How to cope with first language attrition as a newly arrived expat
Many expats who’ve accepted a relocation to an unfamiliar country with an even more unfamiliar language can experience ‘first language attrition’ – the forgetting of familiar words leading to an inability to correctly express themselves in their native language. It’s disturbing at best and scary at worst, especially when you’re aware you’re struggling to make sense in your own language. The brain simply doesn’t seem able to cope with the basic levels of two languages.

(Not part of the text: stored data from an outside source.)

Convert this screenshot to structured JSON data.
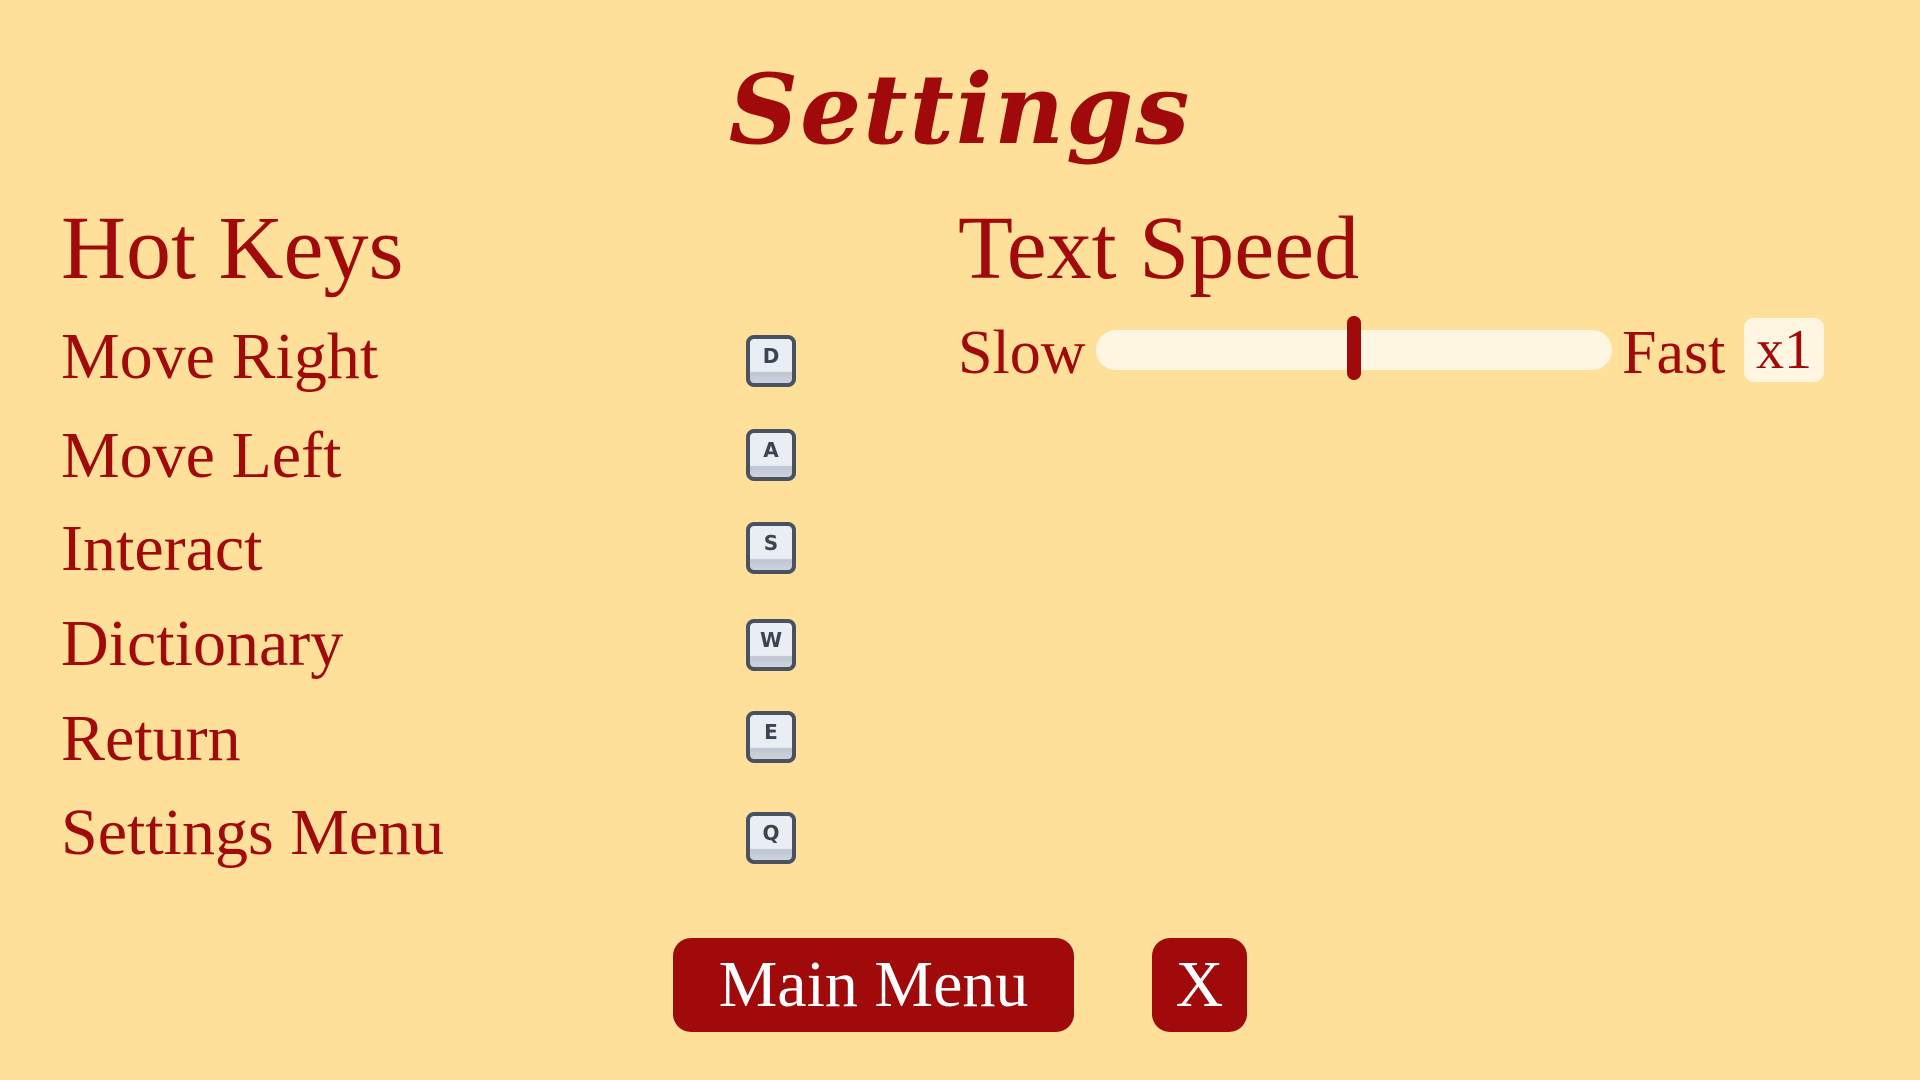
{
  "title": "Settings",
  "hotkeys": {
    "heading": "Hot Keys",
    "items": [
      {
        "label": "Move Right",
        "key": "D"
      },
      {
        "label": "Move Left",
        "key": "A"
      },
      {
        "label": "Interact",
        "key": "S"
      },
      {
        "label": "Dictionary",
        "key": "W"
      },
      {
        "label": "Return",
        "key": "E"
      },
      {
        "label": "Settings Menu",
        "key": "Q"
      }
    ]
  },
  "text_speed": {
    "heading": "Text Speed",
    "min_label": "Slow",
    "max_label": "Fast",
    "value_fraction": 0.5,
    "multiplier": "x1"
  },
  "buttons": {
    "main_menu": "Main Menu",
    "close": "X"
  },
  "colors": {
    "background": "#FEE09B",
    "accent": "#A00A0A",
    "track": "#FFF6E2"
  }
}
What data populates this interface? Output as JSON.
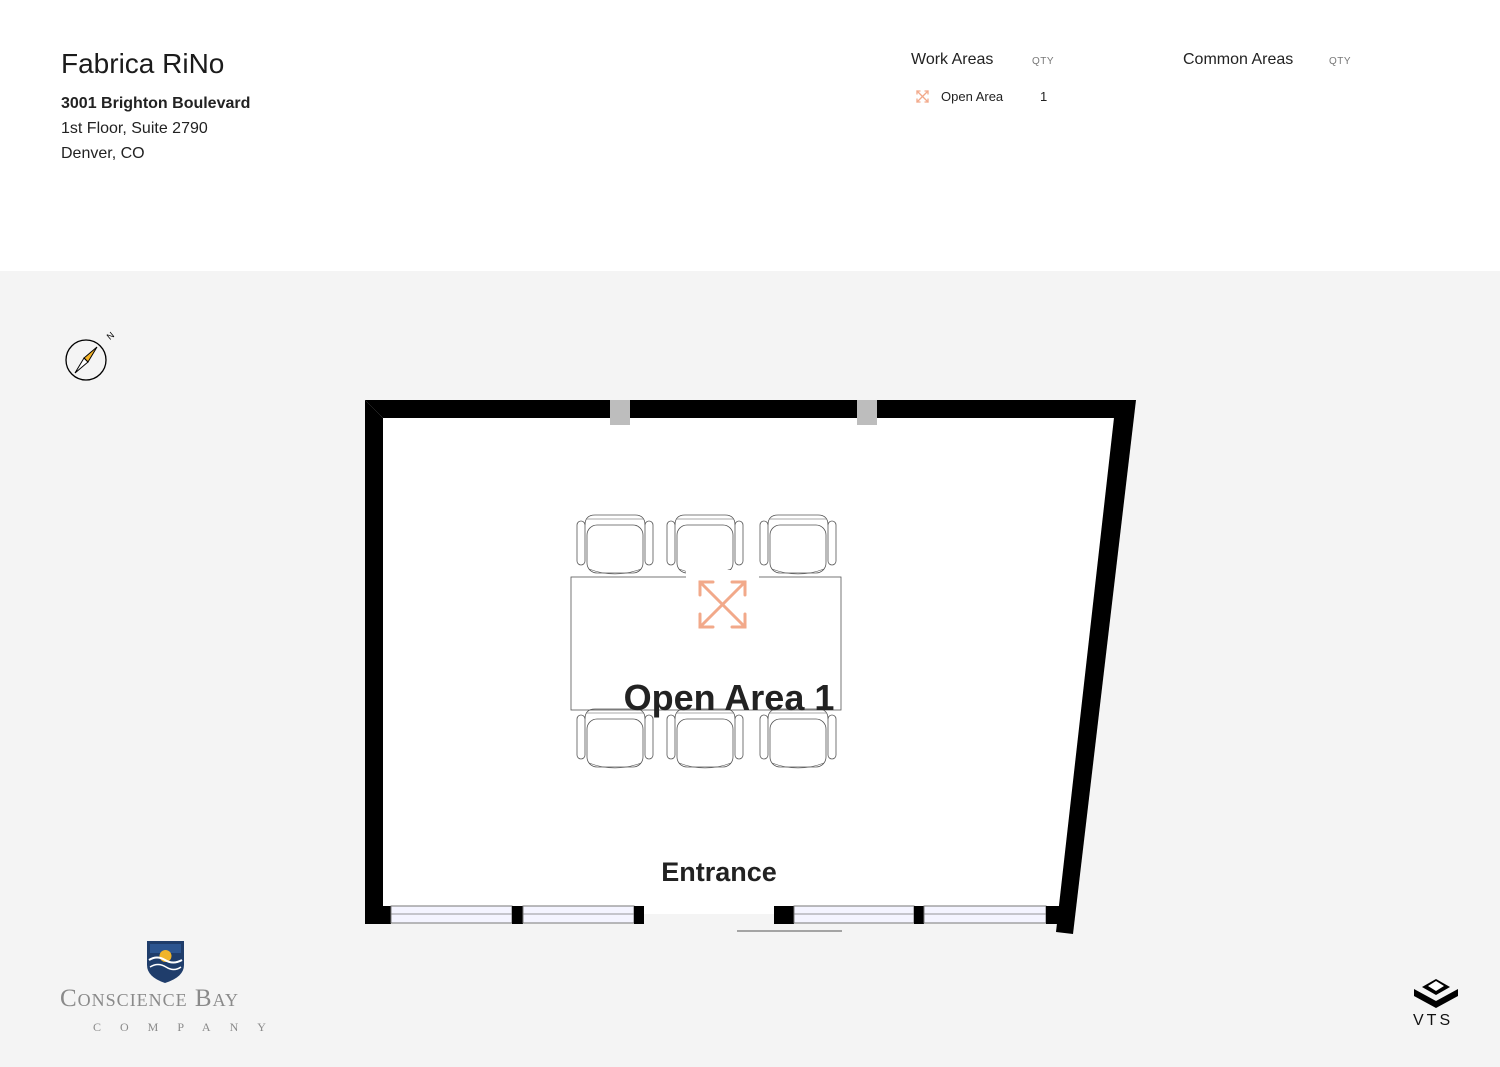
{
  "property": {
    "name": "Fabrica RiNo",
    "address_line1": "3001 Brighton Boulevard",
    "address_line2": "1st Floor, Suite 2790",
    "address_line3": "Denver, CO"
  },
  "legend": {
    "work_areas": {
      "heading": "Work Areas",
      "qty_label": "QTY",
      "items": [
        {
          "label": "Open Area",
          "qty": "1",
          "icon": "expand-arrows-icon",
          "color": "#f2a98a"
        }
      ]
    },
    "common_areas": {
      "heading": "Common Areas",
      "qty_label": "QTY",
      "items": []
    }
  },
  "floorplan": {
    "rooms": [
      {
        "label": "Open Area 1",
        "type": "Open Area"
      }
    ],
    "entrance_label": "Entrance",
    "compass_label": "N",
    "chairs": 6,
    "colors": {
      "wall": "#000000",
      "column": "#bdbdbd",
      "room_icon": "#f2a98a",
      "floor": "#ffffff"
    }
  },
  "branding": {
    "company_name": "Conscience Bay",
    "company_sub": "COMPANY",
    "platform": "VTS"
  }
}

Finding out you’re one of millions of expats who experience the same unpleasant symptoms whilst learning a new language may be reassuring, but it doesn’t make coping with it any easier, especially if you’re a new arrival without the opportunity to make many English-speaking friends. One way of dealing with the syndrome is to speak your native language whenever possible, but when you’re busy adjusting to a new job it’s usually not possible. As with many other expat issues, the internet is your friend, as reading as many English language newspaper articles, books and magazines as you can find is one way not to temporarily lose access to your own language.

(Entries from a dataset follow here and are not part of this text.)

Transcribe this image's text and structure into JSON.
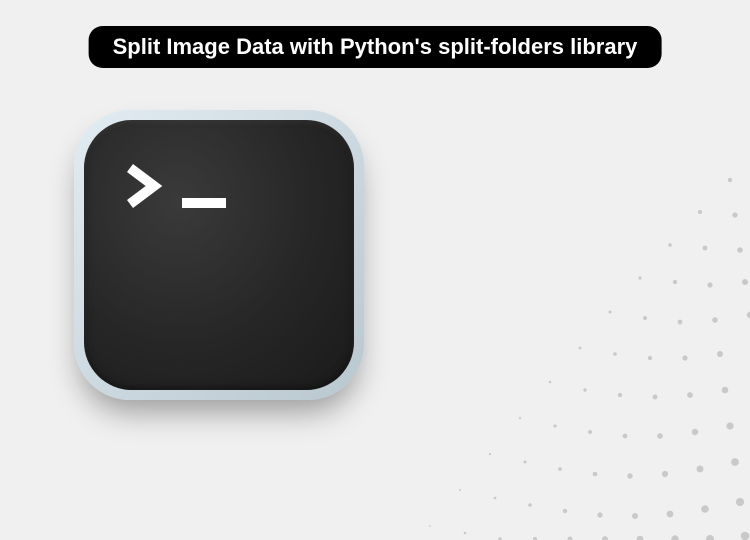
{
  "title": "Split Image Data with Python's split-folders library",
  "icon": {
    "name": "terminal",
    "prompt_glyph": "> _"
  },
  "colors": {
    "background": "#f0f0f0",
    "pill_bg": "#000000",
    "pill_text": "#ffffff",
    "terminal_bg": "#262626",
    "terminal_glyph": "#ffffff",
    "dots": "#c9c9c9"
  }
}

The syndrome itself is your brain’s reaction to relearning familiar ingrained speech patterns by replacing what you’ve learned before with a new speech pattern and form of expression. When human babies first learn to speak, the brain relates language to physical reality and makes the words instinctive and spontaneous. as in ‘thinking as you speak’. Adults learning another language in adulthood attempt to achieve the same spontaneity, which then takes the place of the words you’ve learned as a child, but doesn’t actually replace your native tongue, which is never actually lost.
This is why reading articles and books in your native language will help you lose the disturbing effects of first language attrition. Oddly enough, expats who absorb the culture of their new home country seem to have a similar syndrome as regards their original culture in their country of birth, as if the experience of living overseas is replacing the understanding of the home country’s culture.